The purpose of the feature is not to take you towards Uber work at the airport; it's to take you to your lunch break or home at the end of your shift. It's limited to twice a day so that drivers don't misuse the feature to ignore drives they don't want during their shift. 
Drivers who game the system are the reason it's limited, and the reason we could lose this very useful feature.


----------



## Uber48208 (May 4, 2016)

MyRedUber said:


> The purpose of the feature is not to take you towards Uber work at the airport; it's to take you to your lunch break or home at the end of your shift.

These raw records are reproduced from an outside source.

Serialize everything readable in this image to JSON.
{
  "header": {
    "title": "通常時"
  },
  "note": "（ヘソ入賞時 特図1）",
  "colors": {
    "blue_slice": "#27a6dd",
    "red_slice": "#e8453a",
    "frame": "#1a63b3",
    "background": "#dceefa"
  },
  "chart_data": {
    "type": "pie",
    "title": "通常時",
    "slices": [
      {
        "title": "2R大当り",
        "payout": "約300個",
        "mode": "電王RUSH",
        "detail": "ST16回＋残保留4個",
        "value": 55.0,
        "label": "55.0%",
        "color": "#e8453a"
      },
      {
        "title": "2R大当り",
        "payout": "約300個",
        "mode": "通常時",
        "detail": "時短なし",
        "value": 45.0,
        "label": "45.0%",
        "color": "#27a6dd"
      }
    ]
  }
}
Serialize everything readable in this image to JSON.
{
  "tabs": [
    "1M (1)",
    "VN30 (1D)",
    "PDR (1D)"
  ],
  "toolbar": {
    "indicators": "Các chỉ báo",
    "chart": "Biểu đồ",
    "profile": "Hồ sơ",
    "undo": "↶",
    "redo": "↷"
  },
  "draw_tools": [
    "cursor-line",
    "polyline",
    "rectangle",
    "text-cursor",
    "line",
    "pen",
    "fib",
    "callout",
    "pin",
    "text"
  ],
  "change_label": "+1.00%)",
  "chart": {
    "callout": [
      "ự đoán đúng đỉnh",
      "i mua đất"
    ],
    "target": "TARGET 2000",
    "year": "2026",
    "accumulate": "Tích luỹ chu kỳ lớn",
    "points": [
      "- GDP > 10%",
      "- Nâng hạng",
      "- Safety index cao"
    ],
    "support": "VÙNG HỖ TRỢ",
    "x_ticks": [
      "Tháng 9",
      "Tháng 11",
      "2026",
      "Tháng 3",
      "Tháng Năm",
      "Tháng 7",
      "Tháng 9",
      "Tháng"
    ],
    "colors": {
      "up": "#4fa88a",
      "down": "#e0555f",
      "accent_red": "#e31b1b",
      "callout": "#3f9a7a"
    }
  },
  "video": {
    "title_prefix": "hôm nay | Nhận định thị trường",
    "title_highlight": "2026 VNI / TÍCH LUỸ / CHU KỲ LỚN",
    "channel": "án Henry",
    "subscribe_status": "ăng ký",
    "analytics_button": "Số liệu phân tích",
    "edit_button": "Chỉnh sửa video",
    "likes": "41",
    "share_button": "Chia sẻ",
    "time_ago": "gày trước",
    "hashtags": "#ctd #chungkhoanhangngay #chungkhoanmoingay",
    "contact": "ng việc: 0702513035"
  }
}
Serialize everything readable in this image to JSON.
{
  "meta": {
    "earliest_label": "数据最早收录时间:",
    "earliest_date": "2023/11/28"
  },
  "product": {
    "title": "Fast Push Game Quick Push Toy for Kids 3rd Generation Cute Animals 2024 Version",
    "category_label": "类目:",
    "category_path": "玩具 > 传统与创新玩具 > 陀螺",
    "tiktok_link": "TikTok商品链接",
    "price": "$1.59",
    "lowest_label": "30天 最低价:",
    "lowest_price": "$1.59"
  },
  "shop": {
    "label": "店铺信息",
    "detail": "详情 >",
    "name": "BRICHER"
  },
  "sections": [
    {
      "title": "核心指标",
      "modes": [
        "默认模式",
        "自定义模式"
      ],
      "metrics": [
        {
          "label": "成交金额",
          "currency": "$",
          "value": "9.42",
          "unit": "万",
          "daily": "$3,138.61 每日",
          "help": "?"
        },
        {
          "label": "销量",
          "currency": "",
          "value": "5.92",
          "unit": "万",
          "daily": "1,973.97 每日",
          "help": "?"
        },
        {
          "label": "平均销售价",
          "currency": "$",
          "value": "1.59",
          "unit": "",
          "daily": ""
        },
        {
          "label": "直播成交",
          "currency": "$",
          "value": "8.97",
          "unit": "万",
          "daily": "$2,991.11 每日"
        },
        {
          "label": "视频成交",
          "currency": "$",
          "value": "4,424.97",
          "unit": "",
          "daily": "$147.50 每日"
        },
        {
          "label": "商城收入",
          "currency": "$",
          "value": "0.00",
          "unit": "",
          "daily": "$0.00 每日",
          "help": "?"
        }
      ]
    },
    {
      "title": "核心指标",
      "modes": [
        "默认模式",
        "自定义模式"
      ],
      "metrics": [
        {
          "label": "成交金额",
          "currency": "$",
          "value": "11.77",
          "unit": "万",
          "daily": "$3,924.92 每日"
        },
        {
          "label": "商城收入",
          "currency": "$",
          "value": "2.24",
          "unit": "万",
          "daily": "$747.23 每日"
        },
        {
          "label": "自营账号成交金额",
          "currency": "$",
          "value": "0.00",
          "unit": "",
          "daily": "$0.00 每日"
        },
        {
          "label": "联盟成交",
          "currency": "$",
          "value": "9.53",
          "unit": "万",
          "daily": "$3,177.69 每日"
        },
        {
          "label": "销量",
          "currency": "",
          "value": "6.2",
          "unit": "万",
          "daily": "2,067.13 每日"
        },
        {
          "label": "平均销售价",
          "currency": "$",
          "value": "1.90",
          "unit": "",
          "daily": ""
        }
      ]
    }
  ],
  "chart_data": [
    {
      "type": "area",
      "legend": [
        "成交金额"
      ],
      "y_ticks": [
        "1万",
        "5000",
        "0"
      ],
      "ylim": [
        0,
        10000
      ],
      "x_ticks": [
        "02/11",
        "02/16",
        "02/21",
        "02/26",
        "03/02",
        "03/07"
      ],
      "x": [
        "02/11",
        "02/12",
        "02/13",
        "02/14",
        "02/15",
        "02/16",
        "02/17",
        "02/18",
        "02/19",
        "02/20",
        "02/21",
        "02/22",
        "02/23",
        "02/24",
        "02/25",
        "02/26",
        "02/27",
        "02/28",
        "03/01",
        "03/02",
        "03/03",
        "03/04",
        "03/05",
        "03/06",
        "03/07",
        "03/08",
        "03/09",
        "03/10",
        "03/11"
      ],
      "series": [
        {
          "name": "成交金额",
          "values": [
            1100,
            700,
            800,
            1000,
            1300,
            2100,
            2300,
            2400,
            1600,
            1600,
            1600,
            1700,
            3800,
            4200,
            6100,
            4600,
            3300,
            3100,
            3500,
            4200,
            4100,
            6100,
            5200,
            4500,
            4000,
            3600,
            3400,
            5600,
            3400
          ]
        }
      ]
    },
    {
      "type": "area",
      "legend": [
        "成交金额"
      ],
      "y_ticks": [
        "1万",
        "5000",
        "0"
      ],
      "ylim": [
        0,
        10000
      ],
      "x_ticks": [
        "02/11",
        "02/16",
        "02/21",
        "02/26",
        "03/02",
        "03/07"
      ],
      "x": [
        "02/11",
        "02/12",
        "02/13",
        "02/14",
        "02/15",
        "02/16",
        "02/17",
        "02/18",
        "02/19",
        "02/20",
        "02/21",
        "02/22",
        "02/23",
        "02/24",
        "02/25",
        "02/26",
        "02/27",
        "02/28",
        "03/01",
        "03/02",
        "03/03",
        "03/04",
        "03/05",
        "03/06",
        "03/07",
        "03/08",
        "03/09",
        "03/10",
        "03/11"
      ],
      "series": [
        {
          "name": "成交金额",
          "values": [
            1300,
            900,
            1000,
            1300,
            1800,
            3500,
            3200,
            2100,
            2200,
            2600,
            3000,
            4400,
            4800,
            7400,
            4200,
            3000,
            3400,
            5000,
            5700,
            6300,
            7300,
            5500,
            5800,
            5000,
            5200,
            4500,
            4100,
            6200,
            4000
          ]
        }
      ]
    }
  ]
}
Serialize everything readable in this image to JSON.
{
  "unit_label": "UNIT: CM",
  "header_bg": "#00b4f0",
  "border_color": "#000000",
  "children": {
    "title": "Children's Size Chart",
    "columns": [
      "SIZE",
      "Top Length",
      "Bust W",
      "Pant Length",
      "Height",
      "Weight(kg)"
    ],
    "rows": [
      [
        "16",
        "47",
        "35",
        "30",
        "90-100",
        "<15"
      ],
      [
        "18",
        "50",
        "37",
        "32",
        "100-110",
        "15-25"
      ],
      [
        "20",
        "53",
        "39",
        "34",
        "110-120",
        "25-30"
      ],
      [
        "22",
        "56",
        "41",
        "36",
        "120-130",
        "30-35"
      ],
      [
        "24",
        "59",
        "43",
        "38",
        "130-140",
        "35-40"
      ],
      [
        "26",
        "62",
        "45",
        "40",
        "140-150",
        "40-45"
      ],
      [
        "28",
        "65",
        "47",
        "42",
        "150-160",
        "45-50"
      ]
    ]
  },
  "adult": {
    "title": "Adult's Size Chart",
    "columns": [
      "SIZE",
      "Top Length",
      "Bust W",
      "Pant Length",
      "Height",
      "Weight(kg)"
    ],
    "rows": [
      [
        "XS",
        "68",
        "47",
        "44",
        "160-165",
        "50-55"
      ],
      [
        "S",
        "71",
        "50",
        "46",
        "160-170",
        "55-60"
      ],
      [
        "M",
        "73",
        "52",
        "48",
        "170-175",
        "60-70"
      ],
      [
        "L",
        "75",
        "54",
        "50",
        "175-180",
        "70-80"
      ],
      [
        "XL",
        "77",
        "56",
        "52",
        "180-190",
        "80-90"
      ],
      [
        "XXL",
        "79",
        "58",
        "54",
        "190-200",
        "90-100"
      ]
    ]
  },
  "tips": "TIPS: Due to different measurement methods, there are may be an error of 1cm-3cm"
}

Or you can be lucky like me and have the airport square in the middle of your commute home after work


----------



## dbsanders (Jul 9, 2016)

I'm a part-timer with a full-time day job. Today I set my destination for work, and I picked up someone going to the same place, which was a bit...awkward.


----------



## UberAnt39 (Jun 1, 2016)

I've used it often and found it surprisingly useful. It can't fix the unfixable like get you rides from South Bay to SF after 11pm, but if you use some common sense, like if they take you down there at 9 don't just go taking trips in the area because you're there, set the destination straight away and get back whilst paxs are still traveling. And stay away from the SFO after 10, that's when they're most likely to send you 30 miles out of your way. On the other hand, I've tried Lyft's a few times and it's been useless. It also gives up after about 10 minutes with a sorreee..., all that's missing is a


----------